American baseball player (born 1989)

Jacob Samuel Lemmerman (born May 4, 1989) is an American former professional baseball shortstop.

Lemmerman was drafted by the Los Angeles Dodgers in the 5th round of the 2010 MLB draft out of Duke University. In his debut season that year playing for the Ogden Raptors, he was named the Pioneer Baseball League Most Valuable Player, and a Post-Season All Star. In 2011, playing for the Class-A Rancho Cucamonga Quakes, he was named a Mid-Season California League All-Star.

Lemmerman was the starting shortstop for Team Israel in the World Baseball Classic qualifying tournament in September 2012. In December 2012, he was traded to the St. Louis Cardinals for Skip Schumaker. One year later, he was selected by the San Diego Padres in the minor league portion of the Rule 5 Draft.

==Early life==
Lemmerman was a Corona del Mar High School star baseball player, and was inducted into the CdM Baseball Hall of Fame in February 2015.

==Career==
===Los Angeles Dodgers===
Lemmerman was drafted by the Los Angeles Dodgers in the 5th round of the 2010 MLB draft out of Duke University. While at Duke, he had played collegiate summer baseball with the Wareham Gatemen of the Cape Cod Baseball League in 2008 and 2009.

In the Dodgers organization, he led the Pioneer Baseball League in runs (69) and doubles (24) while batting .363 (second in the league)/.434 (third in the league)/.610 (third in the league) with 12 home runs and 47 RBI in his debut season for the Ogden Raptors in 2010. Lemmerman was voted Player of the Week in the Pioneer League on July 26, 2010, and was named the league's Most Valuable Player and a Post-Season All Star. He was also named an MILB.com Dodgers organization All-Star, and a Topps Short-Season/Rookie All-Star. Baseball America ranked him the Pioneer League # 6 prospect in 2010.

Lemmerman then hit .293 with eight home runs, 54 RBI, and nine stolen bases in 103 games for the Single-A Rancho Cucamonga Quakes in 2011, and was voted a Mid-Season California League All-Star. He received a late-season promotion to the Double-A Chattanooga Lookouts.

Lemmerman played 116 games with the Lookouts in 2012, but hit only .233 with seven home runs, 48 RBI, and eight stolen bases.

===St. Louis Cardinals===
On December 12, 2012, Lemmerman was traded to the St. Louis Cardinals in exchange for Skip Schumaker. Derrick Goold of the St. Louis Post-Dispatch assessed him as a "heady" shortstop prospect.

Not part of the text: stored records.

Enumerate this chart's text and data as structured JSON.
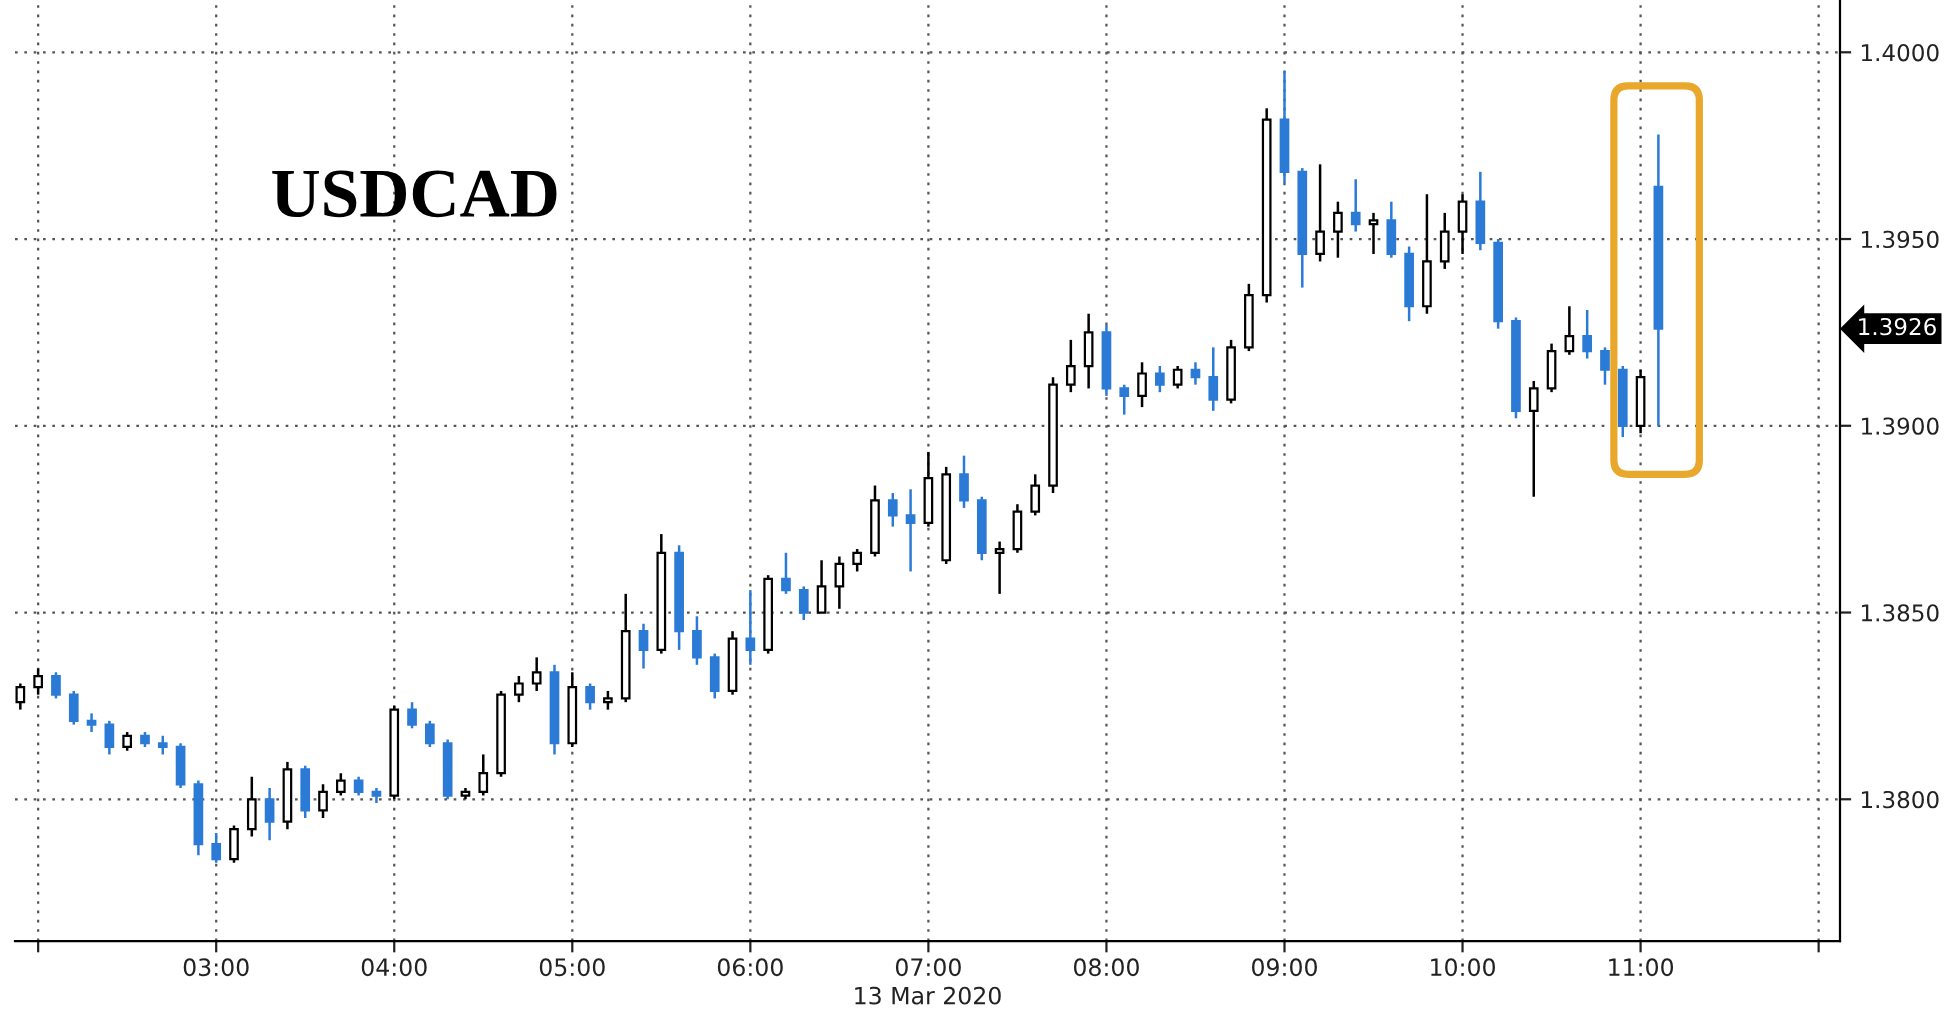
{
  "chart_data": {
    "type": "candlestick",
    "title": "USDCAD",
    "xlabel": "13 Mar 2020",
    "x": [
      1.9,
      2.0,
      2.1,
      2.2,
      2.3,
      2.4,
      2.5,
      2.6,
      2.7,
      2.8,
      2.9,
      3.0,
      3.1,
      3.2,
      3.3,
      3.4,
      3.5,
      3.6,
      3.7,
      3.8,
      3.9,
      4.0,
      4.1,
      4.2,
      4.3,
      4.4,
      4.5,
      4.6,
      4.7,
      4.8,
      4.9,
      5.0,
      5.1,
      5.2,
      5.3,
      5.4,
      5.5,
      5.6,
      5.7,
      5.8,
      5.9,
      6.0,
      6.1,
      6.2,
      6.3,
      6.4,
      6.5,
      6.6,
      6.7,
      6.8,
      6.9,
      7.0,
      7.1,
      7.2,
      7.3,
      7.4,
      7.5,
      7.6,
      7.7,
      7.8,
      7.9,
      8.0,
      8.1,
      8.2,
      8.3,
      8.4,
      8.5,
      8.6,
      8.7,
      8.8,
      8.9,
      9.0,
      9.1,
      9.2,
      9.3,
      9.4,
      9.5,
      9.6,
      9.7,
      9.8,
      9.9,
      10.0,
      10.1,
      10.2,
      10.3,
      10.4,
      10.5,
      10.6,
      10.7,
      10.8,
      10.9,
      11.0,
      11.1
    ],
    "ohlc": [
      [
        1.3826,
        1.3831,
        1.3824,
        1.383
      ],
      [
        1.383,
        1.3835,
        1.3828,
        1.3833
      ],
      [
        1.3833,
        1.3834,
        1.3827,
        1.3828
      ],
      [
        1.3828,
        1.3829,
        1.382,
        1.3821
      ],
      [
        1.3821,
        1.3823,
        1.3818,
        1.382
      ],
      [
        1.382,
        1.3821,
        1.3812,
        1.3814
      ],
      [
        1.3814,
        1.3818,
        1.3813,
        1.3817
      ],
      [
        1.3817,
        1.3818,
        1.3814,
        1.3815
      ],
      [
        1.3815,
        1.3817,
        1.3812,
        1.3814
      ],
      [
        1.3814,
        1.3815,
        1.3803,
        1.3804
      ],
      [
        1.3804,
        1.3805,
        1.3785,
        1.3788
      ],
      [
        1.3788,
        1.3791,
        1.3783,
        1.3784
      ],
      [
        1.3784,
        1.3793,
        1.3783,
        1.3792
      ],
      [
        1.3792,
        1.3806,
        1.379,
        1.38
      ],
      [
        1.38,
        1.3803,
        1.3789,
        1.3794
      ],
      [
        1.3794,
        1.381,
        1.3792,
        1.3808
      ],
      [
        1.3808,
        1.3809,
        1.3795,
        1.3797
      ],
      [
        1.3797,
        1.3804,
        1.3795,
        1.3802
      ],
      [
        1.3802,
        1.3807,
        1.3801,
        1.3805
      ],
      [
        1.3805,
        1.3806,
        1.3801,
        1.3802
      ],
      [
        1.3802,
        1.3803,
        1.3799,
        1.3801
      ],
      [
        1.3801,
        1.3825,
        1.38,
        1.3824
      ],
      [
        1.3824,
        1.3826,
        1.3819,
        1.382
      ],
      [
        1.382,
        1.3821,
        1.3814,
        1.3815
      ],
      [
        1.3815,
        1.3816,
        1.38,
        1.3801
      ],
      [
        1.3801,
        1.3803,
        1.38,
        1.3802
      ],
      [
        1.3802,
        1.3812,
        1.3801,
        1.3807
      ],
      [
        1.3807,
        1.3829,
        1.3806,
        1.3828
      ],
      [
        1.3828,
        1.3833,
        1.3826,
        1.3831
      ],
      [
        1.3831,
        1.3838,
        1.3829,
        1.3834
      ],
      [
        1.3834,
        1.3836,
        1.3812,
        1.3815
      ],
      [
        1.3815,
        1.3834,
        1.3814,
        1.383
      ],
      [
        1.383,
        1.3831,
        1.3824,
        1.3826
      ],
      [
        1.3826,
        1.3829,
        1.3824,
        1.3827
      ],
      [
        1.3827,
        1.3855,
        1.3826,
        1.3845
      ],
      [
        1.3845,
        1.3847,
        1.3835,
        1.384
      ],
      [
        1.384,
        1.3871,
        1.3839,
        1.3866
      ],
      [
        1.3866,
        1.3868,
        1.384,
        1.3845
      ],
      [
        1.3845,
        1.3849,
        1.3836,
        1.3838
      ],
      [
        1.3838,
        1.3839,
        1.3827,
        1.3829
      ],
      [
        1.3829,
        1.3845,
        1.3828,
        1.3843
      ],
      [
        1.3843,
        1.3856,
        1.3836,
        1.384
      ],
      [
        1.384,
        1.386,
        1.3839,
        1.3859
      ],
      [
        1.3859,
        1.3866,
        1.3855,
        1.3856
      ],
      [
        1.3856,
        1.3857,
        1.3848,
        1.385
      ],
      [
        1.385,
        1.3864,
        1.385,
        1.3857
      ],
      [
        1.3857,
        1.3865,
        1.3851,
        1.3863
      ],
      [
        1.3863,
        1.3867,
        1.3861,
        1.3866
      ],
      [
        1.3866,
        1.3884,
        1.3865,
        1.388
      ],
      [
        1.388,
        1.3882,
        1.3873,
        1.3876
      ],
      [
        1.3876,
        1.3883,
        1.3861,
        1.3874
      ],
      [
        1.3874,
        1.3893,
        1.3873,
        1.3886
      ],
      [
        1.3864,
        1.3889,
        1.3863,
        1.3887
      ],
      [
        1.3887,
        1.3892,
        1.3878,
        1.388
      ],
      [
        1.388,
        1.3881,
        1.3864,
        1.3866
      ],
      [
        1.3866,
        1.3869,
        1.3855,
        1.3867
      ],
      [
        1.3867,
        1.3879,
        1.3866,
        1.3877
      ],
      [
        1.3877,
        1.3887,
        1.3876,
        1.3884
      ],
      [
        1.3884,
        1.3913,
        1.3882,
        1.3911
      ],
      [
        1.3911,
        1.3923,
        1.3909,
        1.3916
      ],
      [
        1.3916,
        1.393,
        1.391,
        1.3925
      ],
      [
        1.3925,
        1.3927,
        1.3908,
        1.391
      ],
      [
        1.391,
        1.3911,
        1.3903,
        1.3908
      ],
      [
        1.3908,
        1.3917,
        1.3905,
        1.3914
      ],
      [
        1.3914,
        1.3916,
        1.3909,
        1.3911
      ],
      [
        1.3911,
        1.3916,
        1.391,
        1.3915
      ],
      [
        1.3915,
        1.3917,
        1.3911,
        1.3913
      ],
      [
        1.3913,
        1.3921,
        1.3904,
        1.3907
      ],
      [
        1.3907,
        1.3923,
        1.3906,
        1.3921
      ],
      [
        1.3921,
        1.3938,
        1.392,
        1.3935
      ],
      [
        1.3935,
        1.3985,
        1.3933,
        1.3982
      ],
      [
        1.3982,
        1.3995,
        1.3965,
        1.3968
      ],
      [
        1.3968,
        1.3969,
        1.3937,
        1.3946
      ],
      [
        1.3946,
        1.397,
        1.3944,
        1.3952
      ],
      [
        1.3952,
        1.396,
        1.3945,
        1.3957
      ],
      [
        1.3957,
        1.3966,
        1.3952,
        1.3954
      ],
      [
        1.3954,
        1.3957,
        1.3946,
        1.3955
      ],
      [
        1.3955,
        1.396,
        1.3945,
        1.3946
      ],
      [
        1.3946,
        1.3948,
        1.3928,
        1.3932
      ],
      [
        1.3932,
        1.3962,
        1.393,
        1.3944
      ],
      [
        1.3944,
        1.3957,
        1.3942,
        1.3952
      ],
      [
        1.3952,
        1.3962,
        1.3946,
        1.396
      ],
      [
        1.396,
        1.3968,
        1.3947,
        1.3949
      ],
      [
        1.3949,
        1.395,
        1.3926,
        1.3928
      ],
      [
        1.3928,
        1.3929,
        1.3902,
        1.3904
      ],
      [
        1.3904,
        1.3912,
        1.3881,
        1.391
      ],
      [
        1.391,
        1.3922,
        1.3909,
        1.392
      ],
      [
        1.392,
        1.3932,
        1.3919,
        1.3924
      ],
      [
        1.3924,
        1.3931,
        1.3918,
        1.392
      ],
      [
        1.392,
        1.3921,
        1.3911,
        1.3915
      ],
      [
        1.3915,
        1.3916,
        1.3897,
        1.39
      ],
      [
        1.39,
        1.3915,
        1.3898,
        1.3913
      ],
      [
        1.3964,
        1.3978,
        1.39,
        1.3926
      ]
    ],
    "colors": [
      "#000000",
      "#000000",
      "#2b7bd6",
      "#2b7bd6",
      "#2b7bd6",
      "#2b7bd6",
      "#000000",
      "#2b7bd6",
      "#2b7bd6",
      "#2b7bd6",
      "#2b7bd6",
      "#2b7bd6",
      "#000000",
      "#000000",
      "#2b7bd6",
      "#000000",
      "#2b7bd6",
      "#000000",
      "#000000",
      "#2b7bd6",
      "#2b7bd6",
      "#000000",
      "#2b7bd6",
      "#2b7bd6",
      "#2b7bd6",
      "#000000",
      "#000000",
      "#000000",
      "#000000",
      "#000000",
      "#2b7bd6",
      "#000000",
      "#2b7bd6",
      "#000000",
      "#000000",
      "#2b7bd6",
      "#000000",
      "#2b7bd6",
      "#2b7bd6",
      "#2b7bd6",
      "#000000",
      "#2b7bd6",
      "#000000",
      "#2b7bd6",
      "#2b7bd6",
      "#000000",
      "#000000",
      "#000000",
      "#000000",
      "#2b7bd6",
      "#2b7bd6",
      "#000000",
      "#000000",
      "#2b7bd6",
      "#2b7bd6",
      "#000000",
      "#000000",
      "#000000",
      "#000000",
      "#000000",
      "#000000",
      "#2b7bd6",
      "#2b7bd6",
      "#000000",
      "#2b7bd6",
      "#000000",
      "#2b7bd6",
      "#2b7bd6",
      "#000000",
      "#000000",
      "#000000",
      "#2b7bd6",
      "#2b7bd6",
      "#000000",
      "#000000",
      "#2b7bd6",
      "#000000",
      "#2b7bd6",
      "#2b7bd6",
      "#000000",
      "#000000",
      "#000000",
      "#2b7bd6",
      "#2b7bd6",
      "#2b7bd6",
      "#000000",
      "#000000",
      "#000000",
      "#2b7bd6",
      "#2b7bd6",
      "#2b7bd6",
      "#000000",
      "#2b7bd6"
    ],
    "xlim": [
      1.87,
      12.12
    ],
    "xticks": [
      {
        "value": 2,
        "label": null
      },
      {
        "value": 3,
        "label": "03:00"
      },
      {
        "value": 4,
        "label": "04:00"
      },
      {
        "value": 5,
        "label": "05:00"
      },
      {
        "value": 6,
        "label": "06:00"
      },
      {
        "value": 7,
        "label": "07:00"
      },
      {
        "value": 8,
        "label": "08:00"
      },
      {
        "value": 9,
        "label": "09:00"
      },
      {
        "value": 10,
        "label": "10:00"
      },
      {
        "value": 11,
        "label": "11:00"
      },
      {
        "value": 12,
        "label": null
      }
    ],
    "ylim": [
      1.3762,
      1.4014
    ],
    "yticks": [
      {
        "value": 1.38,
        "label": "1.3800"
      },
      {
        "value": 1.385,
        "label": "1.3850"
      },
      {
        "value": 1.39,
        "label": "1.3900"
      },
      {
        "value": 1.395,
        "label": "1.3950"
      },
      {
        "value": 1.4,
        "label": "1.4000"
      }
    ],
    "grid": true,
    "annotations": [
      "1.3926"
    ]
  }
}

Lemmerman spent the 2013 campaign with the Double-A Springfield Cardinals, playing in 98 games and hitting .231/.353/.367 with eight home runs, 36 RBI, and 11 stolen bases.

===San Diego Padres===
On December 12, 2013, Lemmerman was selected by the San Diego Padres in the minor league portion of the Rule 5 Draft. He split the 2014 season between the Double-A San Antonio Missions and Triple-A El Paso Chihuahuas, hitting a combined .179/.280/.307 with five home runs, 24 RBI, and two stolen bases across 74 appearances. Lemmerman played in one major league spring training game for the Padres in 2015. On April 9, 2015, Lemmerman was released by the Padres organization.

==Team Israel==
Lemmerman played as the starting shortstop for Team Israel in the World Baseball Classic qualifying tournament in September 2012. Lemmerman used documentation from his bar mitzvah and confirmation to prove his eligibility for the team. During the opening game of the tournament, while batting ninth, Lemmerman went 0 for 4, leaving 4 men on base. During the second game Lemmerman batted seventh, going 1 for 4 with a strikeout. During the third and final game, Lemmerman batted ninth and went 0 for 2 while being hit by a pitch 3 times and scoring a run.